Akdeniz'in incisi çürümeye bırakılmamalı
Kıbrıs gazetesi yazarlarından Cemal Akay'a göre bu adımın çoktan atılması gerekiyordu:
“Aradan geçen 46 yılda yılanlara-çıyanlara, farelere ve her türlü haşarata mesken olan, doğanın tahribatına maruz kalan bir beldedir. Daha ne kadar kendi haline terk edilecekti, bakımsızlıktan, çürümüşlükten yeterince nasibini almadı mı? Bir zamanlar Doğu Akdeniz’in incisi diye bilinen Maraş’ı kapalı tutarak, daha uzun süre kendi kaderine terk etmek ve insanlığa hizmetten uzak tutmak adil olabilir mi? Açılması ve bakıma alınması kararı bizce çok geç biledir. Böyle olmasına rağmen, ‘varsın geç olsun da güç olmasın’ sözünü anımsayarak, hayırlı olmasını temenni ederiz.”

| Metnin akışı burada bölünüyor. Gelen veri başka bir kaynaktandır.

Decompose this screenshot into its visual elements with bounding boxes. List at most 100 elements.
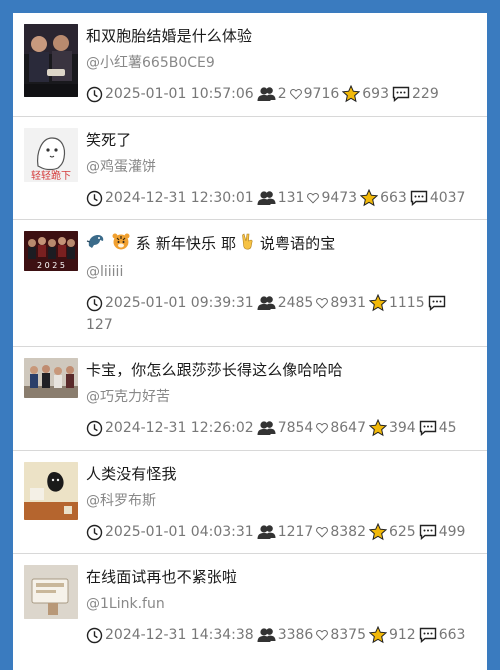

Lefkoşa yönetimi ayakta uyudu
Phileleftheros yazarı Aristos Michailidis, Kıbrıs hükümetinin hatalarına işaret ediyor:
“Türkiye'nin Maraş'ın ilçesi olduğu Gazimağusa'yı Birleşmiş Milletler'e teslim etmesini öngören, BM Güvenlik Konseyi'nin 550 sayılı kararı, 1984 yılından bu yana uygulanmıyor. Müspet adımlar atmak için ne zaman bu maddenin uygulanmasında ısrar ettik? ... Bu konuyu ne zaman gündemde tuttuk, bu konuda ne zaman bilgilendik, ne zaman inin cinin top oynadığı bu kenti, işgalin en büyük saçmalığı olarak adlandırdık? Akıl dışılığın karşısında aklıselimi öne çıkarmak için ne yaptık? Ne zaman bir strateji geliştirdik? ... Hepsine uslu uslu alıştık, hepsini kabul ettik ve olup bitmiş mevzularla karşı karşıya kaldığımızda ansızın ne yapacağımızı bilmez halde kalıyoruz.”